Cybèle n’est pas l’établissement le plus bruyant du littoral, et c’est précisément ce qui fait son intérêt. Ouvert récemment à la place de l’ancien Neptune, il s’inscrit dans la reconfiguration progressive de Pampelonne imposée ces dernières années : moins de structures permanentes, plus d’attention portée à l’esthétique et à l’environnement.
Le décor, signé Cordelia de Castellane (Dior Maison), évite lui aussi le piège du spectaculaire : bois clair, rotin, textiles naturels, une palette qui tire vers les verts pâles et les beiges. L’ensemble évoque davantage une maison de vacances bien tenue qu’un beach club démonstratif.
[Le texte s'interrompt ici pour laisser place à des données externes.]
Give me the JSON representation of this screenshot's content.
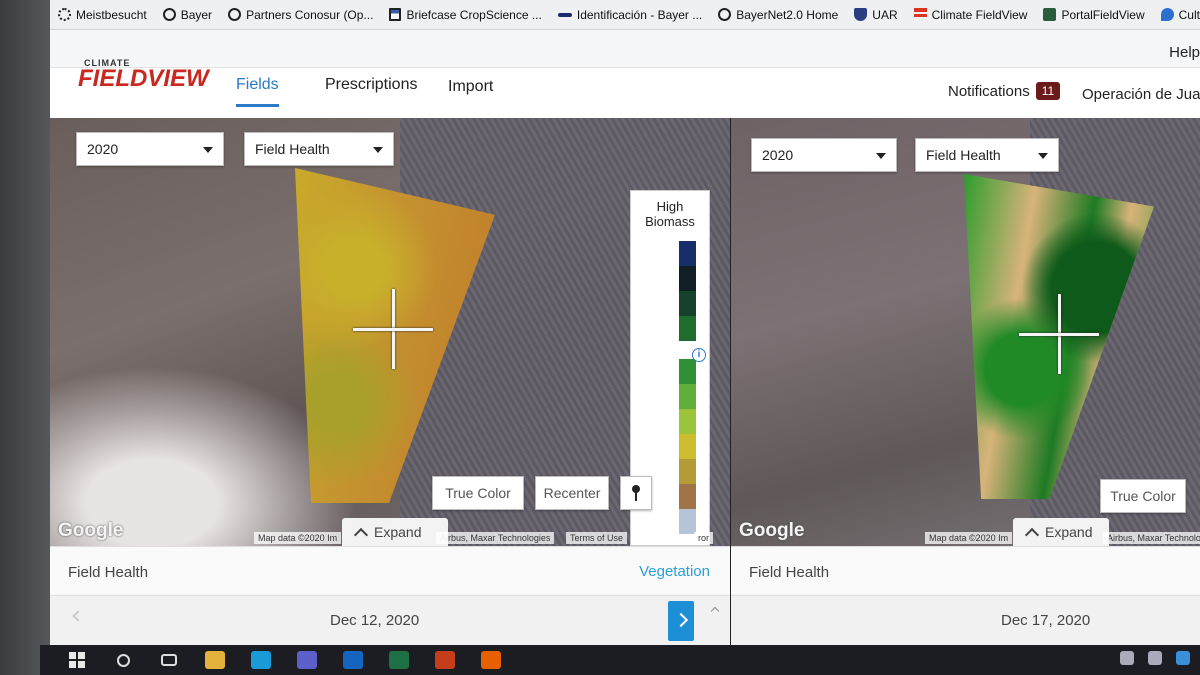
{
  "bookmarks": [
    {
      "label": "Meistbesucht",
      "icon": "gear-icon"
    },
    {
      "label": "Bayer",
      "icon": "globe-icon"
    },
    {
      "label": "Partners Conosur (Op...",
      "icon": "globe-icon"
    },
    {
      "label": "Briefcase CropScience ...",
      "icon": "document-icon"
    },
    {
      "label": "Identificación - Bayer ...",
      "icon": "arrow-icon"
    },
    {
      "label": "BayerNet2.0 Home",
      "icon": "globe-icon"
    },
    {
      "label": "UAR",
      "icon": "shield-icon"
    },
    {
      "label": "Climate FieldView",
      "icon": "fieldview-icon"
    },
    {
      "label": "PortalFieldView",
      "icon": "portal-icon"
    },
    {
      "label": "Cultivio",
      "icon": "cultivio-icon"
    }
  ],
  "header": {
    "help": "Help",
    "logo_small": "CLIMATE",
    "logo_big": "FIELDVIEW",
    "tabs": [
      {
        "label": "Fields",
        "active": true
      },
      {
        "label": "Prescriptions",
        "active": false
      },
      {
        "label": "Import",
        "active": false
      }
    ],
    "notifications_label": "Notifications",
    "notifications_count": "11",
    "operation": "Operación de Jua"
  },
  "left_panel": {
    "year": "2020",
    "layer": "Field Health",
    "legend_title": "High Biomass",
    "legend_colors": [
      "#1a2d6b",
      "#0f1f25",
      "#16402a",
      "#1f6d2c",
      "#ffffff",
      "#2e8f36",
      "#5fae3a",
      "#9bc43d",
      "#cbbd2d",
      "#b59b36",
      "#a07448",
      "#b5c4d6"
    ],
    "btn_true_color": "True Color",
    "btn_recenter": "Recenter",
    "expand": "Expand",
    "attribution_1": "Map data ©2020 Im",
    "attribution_2": "Airbus, Maxar Technologies",
    "attribution_3": "Terms of Use",
    "attribution_4": "ror",
    "google": "Google",
    "info_label": "Field Health",
    "vegetation": "Vegetation",
    "date": "Dec 12, 2020"
  },
  "right_panel": {
    "year": "2020",
    "layer": "Field Health",
    "btn_true_color": "True Color",
    "expand": "Expand",
    "attribution_1": "Map data ©2020 Im",
    "attribution_2": "Airbus, Maxar Technolo",
    "google": "Google",
    "info_label": "Field Health",
    "date": "Dec 17, 2020"
  },
  "colors": {
    "accent": "#2b79c7",
    "brand_red": "#c8281e",
    "badge": "#6b1b1b",
    "vegetation_link": "#2b9fd8",
    "handle": "#1d8fd6"
  },
  "taskbar": {
    "apps": [
      {
        "icon": "file-explorer-icon",
        "color": "#e3b23c"
      },
      {
        "icon": "skype-icon",
        "color": "#1a9bd7"
      },
      {
        "icon": "teams-icon",
        "color": "#5b5fc7"
      },
      {
        "icon": "outlook-icon",
        "color": "#1565c0"
      },
      {
        "icon": "excel-icon",
        "color": "#1e7145"
      },
      {
        "icon": "powerpoint-icon",
        "color": "#c43e1c"
      },
      {
        "icon": "firefox-icon",
        "color": "#e66000"
      }
    ]
  }
}
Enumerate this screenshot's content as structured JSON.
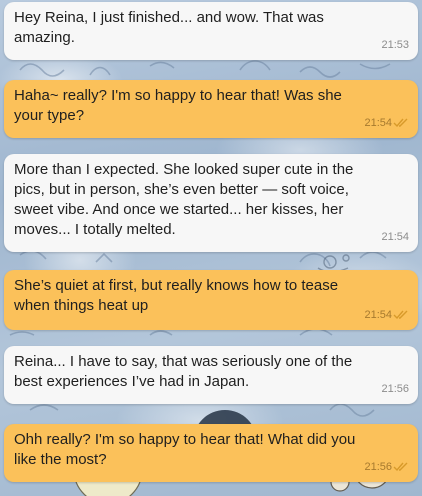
{
  "chat": {
    "messages": [
      {
        "direction": "incoming",
        "text": "Hey Reina, I just finished... and wow. That was amazing.",
        "time": "21:53"
      },
      {
        "direction": "outgoing",
        "text": "Haha~ really? I'm so happy to hear that! Was she your type?",
        "time": "21:54",
        "status_icon": "double-check-icon"
      },
      {
        "direction": "incoming",
        "text": "More than I expected. She looked super cute in the pics, but in person, she’s even better — soft voice, sweet vibe. And once we started... her kisses, her moves... I totally melted.",
        "time": "21:54"
      },
      {
        "direction": "outgoing",
        "text": "She’s quiet at first, but really knows how to tease when things heat up",
        "time": "21:54",
        "status_icon": "double-check-icon"
      },
      {
        "direction": "incoming",
        "text": "Reina... I have to say, that was seriously one of the best experiences I’ve had in Japan.",
        "time": "21:56"
      },
      {
        "direction": "outgoing",
        "text": "Ohh really? I'm so happy to hear that! What did you like the most?",
        "time": "21:56",
        "status_icon": "double-check-icon"
      }
    ]
  },
  "theme": {
    "incoming_bubble": "#f7f7f7",
    "outgoing_bubble": "#fbc15a",
    "wallpaper": "#a9bfd6",
    "read_check": "#d89a2a"
  }
}
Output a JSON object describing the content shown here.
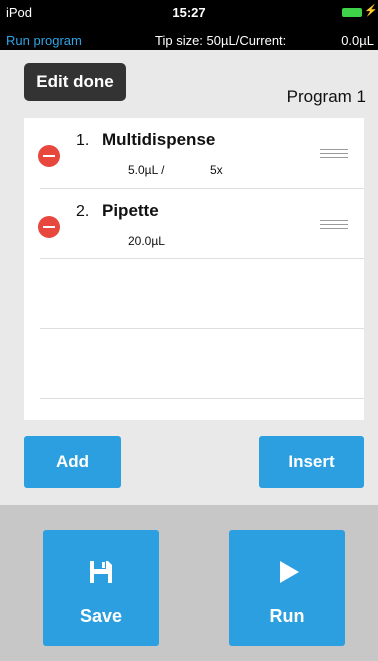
{
  "status_bar": {
    "carrier": "iPod",
    "time": "15:27",
    "mode": "Run program",
    "tip_size_text": "Tip size:  50µL/Current:",
    "current_value": "0.0µL"
  },
  "header": {
    "edit_done_label": "Edit done",
    "program_name": "Program 1"
  },
  "steps": [
    {
      "number": "1.",
      "name": "Multidispense",
      "volume": "5.0µL /",
      "repeats": "5x"
    },
    {
      "number": "2.",
      "name": "Pipette",
      "volume": "20.0µL",
      "repeats": ""
    }
  ],
  "actions": {
    "add_label": "Add",
    "insert_label": "Insert",
    "save_label": "Save",
    "run_label": "Run"
  },
  "colors": {
    "accent": "#2b9fe0",
    "delete": "#e8473e",
    "battery": "#3fd34a"
  },
  "icons": [
    "save-icon",
    "play-icon",
    "remove-icon",
    "drag-handle-icon"
  ]
}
C’est dans ce cadre que Kujten vient s’installer.
Fondée en 2012 par Carole Benaroya et Stéphanie Eriksson, la marque s’est construite sur un positionnement assez précis : du cachemire plus libre, moins classique, avec une attention particulière portée à la couleur. Le nom, Kujten, plus haut sommet de Mongolie, rappelle d’ailleurs l’origine de ses matières premières. Avant de lancer la marque, Benaroya travaillait dans la finance, Eriksson dans le prêt-à-porter (notamment chez Joseph pendant plus d’une décennie). Leur projet initial était simple : sortir le cachemire de son image un peu figée, sans tomber dans le luxe ostentatoire.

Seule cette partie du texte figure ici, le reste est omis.